T-NLG's direct answer: There are over 300 million people living in the U.S.

T-NLG is also capable of generating concise summaries. To Microsoft's blog post on being carbon-negative by 2030, the summary produced by T-NLG is as follows:

Microsoft is committed to being carbon negative by 2030. We are launching an aggressive program to cut our carbon emissions by more than half by 2030, both for our direct emissions and for our entire supply and value chain. We are also launching an initiative to use Microsoft technology to help our suppliers and customers reduce their own carbon footprints and a new $1 billion climate innovation fund to accelerate the development of carbon reduction, capture, and removal technologies that will help us and the world become carbon negative.
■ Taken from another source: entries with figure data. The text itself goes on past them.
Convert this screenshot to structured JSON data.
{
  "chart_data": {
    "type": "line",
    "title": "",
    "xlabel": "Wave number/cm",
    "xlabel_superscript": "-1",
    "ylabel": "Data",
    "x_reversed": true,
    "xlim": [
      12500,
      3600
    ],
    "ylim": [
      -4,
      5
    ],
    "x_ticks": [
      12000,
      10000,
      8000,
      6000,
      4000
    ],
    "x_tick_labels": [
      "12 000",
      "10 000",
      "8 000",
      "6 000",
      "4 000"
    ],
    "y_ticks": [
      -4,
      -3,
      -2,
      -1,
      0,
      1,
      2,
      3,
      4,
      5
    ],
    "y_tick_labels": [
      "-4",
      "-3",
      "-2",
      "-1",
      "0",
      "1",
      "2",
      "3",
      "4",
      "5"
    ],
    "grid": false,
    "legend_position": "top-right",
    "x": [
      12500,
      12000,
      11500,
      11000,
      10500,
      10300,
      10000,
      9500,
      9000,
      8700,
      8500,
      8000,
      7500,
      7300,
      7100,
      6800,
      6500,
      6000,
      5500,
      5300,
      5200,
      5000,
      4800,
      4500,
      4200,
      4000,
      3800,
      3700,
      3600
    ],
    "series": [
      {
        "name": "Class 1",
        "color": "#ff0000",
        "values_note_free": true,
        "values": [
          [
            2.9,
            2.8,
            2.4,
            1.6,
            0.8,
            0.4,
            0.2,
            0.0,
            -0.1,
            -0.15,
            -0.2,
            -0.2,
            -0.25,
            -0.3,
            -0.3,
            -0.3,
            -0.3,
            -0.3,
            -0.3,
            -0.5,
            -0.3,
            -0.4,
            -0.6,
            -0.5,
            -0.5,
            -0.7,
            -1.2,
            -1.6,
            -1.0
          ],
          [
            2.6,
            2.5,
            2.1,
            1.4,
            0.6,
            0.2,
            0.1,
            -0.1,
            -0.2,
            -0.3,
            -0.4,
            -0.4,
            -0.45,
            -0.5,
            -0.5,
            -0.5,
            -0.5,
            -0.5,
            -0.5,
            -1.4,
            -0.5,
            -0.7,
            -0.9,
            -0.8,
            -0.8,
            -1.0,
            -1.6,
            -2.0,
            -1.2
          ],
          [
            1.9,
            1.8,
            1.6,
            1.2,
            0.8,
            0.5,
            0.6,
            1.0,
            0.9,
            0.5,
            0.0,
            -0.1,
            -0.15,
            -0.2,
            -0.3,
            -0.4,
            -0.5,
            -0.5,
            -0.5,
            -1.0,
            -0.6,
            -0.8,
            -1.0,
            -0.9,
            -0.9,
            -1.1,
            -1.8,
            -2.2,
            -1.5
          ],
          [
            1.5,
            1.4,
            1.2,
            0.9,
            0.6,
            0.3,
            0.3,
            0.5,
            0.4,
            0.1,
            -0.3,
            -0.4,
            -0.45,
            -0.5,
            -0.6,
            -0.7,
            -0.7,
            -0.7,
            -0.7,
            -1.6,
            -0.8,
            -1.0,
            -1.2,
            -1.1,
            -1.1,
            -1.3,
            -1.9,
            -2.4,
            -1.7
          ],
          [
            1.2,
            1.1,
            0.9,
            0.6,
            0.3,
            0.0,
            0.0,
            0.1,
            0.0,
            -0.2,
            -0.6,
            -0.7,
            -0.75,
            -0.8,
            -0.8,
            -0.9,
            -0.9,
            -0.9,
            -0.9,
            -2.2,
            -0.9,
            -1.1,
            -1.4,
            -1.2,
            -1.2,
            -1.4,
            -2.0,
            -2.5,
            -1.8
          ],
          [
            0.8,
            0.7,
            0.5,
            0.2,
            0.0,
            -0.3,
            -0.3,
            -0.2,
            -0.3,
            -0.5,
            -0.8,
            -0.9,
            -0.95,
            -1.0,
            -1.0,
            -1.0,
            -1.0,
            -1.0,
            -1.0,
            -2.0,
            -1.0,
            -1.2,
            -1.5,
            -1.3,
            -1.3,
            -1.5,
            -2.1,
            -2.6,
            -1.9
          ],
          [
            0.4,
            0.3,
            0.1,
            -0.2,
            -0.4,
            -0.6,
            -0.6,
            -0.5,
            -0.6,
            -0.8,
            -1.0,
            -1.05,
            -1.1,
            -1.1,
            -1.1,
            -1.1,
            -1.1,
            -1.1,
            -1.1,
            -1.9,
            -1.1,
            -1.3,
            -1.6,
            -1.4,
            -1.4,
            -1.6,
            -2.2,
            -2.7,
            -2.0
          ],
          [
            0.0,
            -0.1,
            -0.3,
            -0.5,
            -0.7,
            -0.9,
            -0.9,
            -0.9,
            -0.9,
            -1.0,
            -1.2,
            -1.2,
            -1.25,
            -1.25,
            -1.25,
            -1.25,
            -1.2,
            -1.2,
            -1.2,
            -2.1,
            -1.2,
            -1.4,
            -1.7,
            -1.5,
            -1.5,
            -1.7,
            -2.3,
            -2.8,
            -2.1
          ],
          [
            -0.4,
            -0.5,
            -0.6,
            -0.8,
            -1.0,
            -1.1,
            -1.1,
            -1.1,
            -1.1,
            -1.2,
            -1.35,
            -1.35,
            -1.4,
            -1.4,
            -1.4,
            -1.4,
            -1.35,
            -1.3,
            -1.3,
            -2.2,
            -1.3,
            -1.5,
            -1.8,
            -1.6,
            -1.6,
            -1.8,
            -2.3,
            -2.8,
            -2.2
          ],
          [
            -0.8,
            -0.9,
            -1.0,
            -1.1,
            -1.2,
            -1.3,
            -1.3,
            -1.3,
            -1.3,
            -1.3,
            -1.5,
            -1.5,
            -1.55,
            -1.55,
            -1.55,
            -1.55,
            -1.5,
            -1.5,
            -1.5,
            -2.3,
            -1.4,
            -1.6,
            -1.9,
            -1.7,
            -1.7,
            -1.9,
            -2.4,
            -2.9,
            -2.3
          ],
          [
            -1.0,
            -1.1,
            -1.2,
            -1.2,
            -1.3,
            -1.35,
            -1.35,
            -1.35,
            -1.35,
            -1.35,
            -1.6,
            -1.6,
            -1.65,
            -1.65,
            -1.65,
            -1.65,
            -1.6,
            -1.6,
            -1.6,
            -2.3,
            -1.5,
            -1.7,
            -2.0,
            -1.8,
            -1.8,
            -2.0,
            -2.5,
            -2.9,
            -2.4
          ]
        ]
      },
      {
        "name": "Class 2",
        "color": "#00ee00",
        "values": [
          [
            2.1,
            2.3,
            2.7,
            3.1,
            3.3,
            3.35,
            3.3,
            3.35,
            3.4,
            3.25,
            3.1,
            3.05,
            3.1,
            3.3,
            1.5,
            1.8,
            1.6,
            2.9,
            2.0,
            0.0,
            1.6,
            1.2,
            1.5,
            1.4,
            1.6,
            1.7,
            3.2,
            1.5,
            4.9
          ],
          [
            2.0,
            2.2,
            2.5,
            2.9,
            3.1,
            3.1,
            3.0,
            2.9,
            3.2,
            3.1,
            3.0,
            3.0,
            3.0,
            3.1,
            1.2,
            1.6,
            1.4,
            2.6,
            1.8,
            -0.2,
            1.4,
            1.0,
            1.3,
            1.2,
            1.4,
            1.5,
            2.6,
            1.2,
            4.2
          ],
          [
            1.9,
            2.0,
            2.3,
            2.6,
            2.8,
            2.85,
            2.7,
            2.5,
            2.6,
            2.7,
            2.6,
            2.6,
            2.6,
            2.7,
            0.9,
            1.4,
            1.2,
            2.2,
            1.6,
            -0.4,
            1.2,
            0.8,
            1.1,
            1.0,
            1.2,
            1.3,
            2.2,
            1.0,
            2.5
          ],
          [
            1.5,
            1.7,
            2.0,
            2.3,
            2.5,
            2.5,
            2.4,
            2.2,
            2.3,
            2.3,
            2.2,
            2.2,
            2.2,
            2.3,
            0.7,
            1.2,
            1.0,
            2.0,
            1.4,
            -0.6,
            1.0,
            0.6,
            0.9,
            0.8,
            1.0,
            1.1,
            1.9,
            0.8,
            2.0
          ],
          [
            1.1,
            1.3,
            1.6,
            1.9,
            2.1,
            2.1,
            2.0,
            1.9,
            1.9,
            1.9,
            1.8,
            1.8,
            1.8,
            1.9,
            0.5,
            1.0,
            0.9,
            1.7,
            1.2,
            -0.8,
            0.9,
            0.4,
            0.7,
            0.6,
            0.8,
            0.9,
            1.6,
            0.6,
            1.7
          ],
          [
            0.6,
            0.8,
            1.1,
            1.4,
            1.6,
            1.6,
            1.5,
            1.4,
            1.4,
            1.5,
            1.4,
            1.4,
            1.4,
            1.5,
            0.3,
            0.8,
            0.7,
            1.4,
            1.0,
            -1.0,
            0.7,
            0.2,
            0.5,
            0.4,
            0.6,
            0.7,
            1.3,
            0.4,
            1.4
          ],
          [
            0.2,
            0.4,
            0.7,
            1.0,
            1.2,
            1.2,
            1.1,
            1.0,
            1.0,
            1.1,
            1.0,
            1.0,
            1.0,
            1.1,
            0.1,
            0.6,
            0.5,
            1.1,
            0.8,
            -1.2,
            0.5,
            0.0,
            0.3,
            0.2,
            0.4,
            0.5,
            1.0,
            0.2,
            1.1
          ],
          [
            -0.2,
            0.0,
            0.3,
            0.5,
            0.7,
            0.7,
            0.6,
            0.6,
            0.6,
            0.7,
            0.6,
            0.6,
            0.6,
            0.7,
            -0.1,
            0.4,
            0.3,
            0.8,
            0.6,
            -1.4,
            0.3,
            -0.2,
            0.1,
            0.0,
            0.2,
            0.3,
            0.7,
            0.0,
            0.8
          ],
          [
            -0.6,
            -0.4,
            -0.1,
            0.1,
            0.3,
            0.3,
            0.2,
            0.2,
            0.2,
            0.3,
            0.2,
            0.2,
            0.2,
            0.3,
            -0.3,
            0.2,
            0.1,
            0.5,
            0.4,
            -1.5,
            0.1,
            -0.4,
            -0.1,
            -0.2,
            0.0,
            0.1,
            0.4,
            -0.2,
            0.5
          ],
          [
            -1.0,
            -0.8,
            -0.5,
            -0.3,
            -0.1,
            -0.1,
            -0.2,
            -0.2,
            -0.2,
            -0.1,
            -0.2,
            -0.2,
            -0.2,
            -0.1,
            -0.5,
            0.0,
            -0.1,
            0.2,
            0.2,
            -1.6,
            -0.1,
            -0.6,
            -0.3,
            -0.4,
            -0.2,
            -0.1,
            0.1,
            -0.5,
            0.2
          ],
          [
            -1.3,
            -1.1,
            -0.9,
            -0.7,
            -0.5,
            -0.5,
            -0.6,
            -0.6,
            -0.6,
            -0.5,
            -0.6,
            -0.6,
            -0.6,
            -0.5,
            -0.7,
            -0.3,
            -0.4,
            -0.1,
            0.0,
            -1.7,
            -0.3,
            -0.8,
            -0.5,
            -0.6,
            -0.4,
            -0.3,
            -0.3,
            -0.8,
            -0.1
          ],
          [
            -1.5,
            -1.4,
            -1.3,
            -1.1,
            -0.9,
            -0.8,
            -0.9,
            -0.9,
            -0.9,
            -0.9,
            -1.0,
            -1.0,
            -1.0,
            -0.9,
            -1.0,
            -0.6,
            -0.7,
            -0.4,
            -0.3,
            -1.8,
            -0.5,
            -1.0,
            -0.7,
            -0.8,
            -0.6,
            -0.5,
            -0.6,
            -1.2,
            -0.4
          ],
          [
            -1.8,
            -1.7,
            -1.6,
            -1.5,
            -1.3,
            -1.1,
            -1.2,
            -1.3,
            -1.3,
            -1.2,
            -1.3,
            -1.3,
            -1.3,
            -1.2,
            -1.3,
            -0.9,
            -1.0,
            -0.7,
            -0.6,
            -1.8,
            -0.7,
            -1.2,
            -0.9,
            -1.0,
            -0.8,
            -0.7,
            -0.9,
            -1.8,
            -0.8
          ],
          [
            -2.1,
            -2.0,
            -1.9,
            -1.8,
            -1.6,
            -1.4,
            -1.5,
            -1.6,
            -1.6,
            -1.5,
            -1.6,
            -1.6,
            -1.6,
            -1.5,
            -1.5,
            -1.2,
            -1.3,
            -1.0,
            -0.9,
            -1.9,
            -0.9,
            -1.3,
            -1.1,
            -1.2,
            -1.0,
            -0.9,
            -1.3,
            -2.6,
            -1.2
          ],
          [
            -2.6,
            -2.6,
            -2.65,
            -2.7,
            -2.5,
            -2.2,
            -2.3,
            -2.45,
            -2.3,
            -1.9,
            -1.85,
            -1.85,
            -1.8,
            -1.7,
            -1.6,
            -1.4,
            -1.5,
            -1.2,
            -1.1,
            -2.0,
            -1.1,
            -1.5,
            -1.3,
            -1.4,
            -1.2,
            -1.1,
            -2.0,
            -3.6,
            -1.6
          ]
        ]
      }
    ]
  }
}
In addition to our aggressive carbon goals, we are launching a new Climate Innovation Fund to accelerate carbon reduction and removal opportunities. We are also launching a program to use our technology to improve the efficiency of our supply chain and reduce our own carbon footprint as well…

In terms of numbers and benchmark tests, Microsoft's new T-NLG boasts better figures compared to Megatron-LM 8.3B on both LAMBADA and WikiText-103. ROUGE scores were also promising and T-NLG outperformed LSTM (CopyNet) for human evaluators of grammatical and factual correctness. You may check out the full test results and benchmark comparisons on Microsoft's blog post.

Moving forward, Microsoft believes that advancements like these will lend to improving natural language processing applications. The firm believes that it will help save time by helping summarize documents and emails and also enhance the overall user experience and functionality on the Microsoft Office suite by offering writing assistance to authors and answering questions that readers may ask about a document.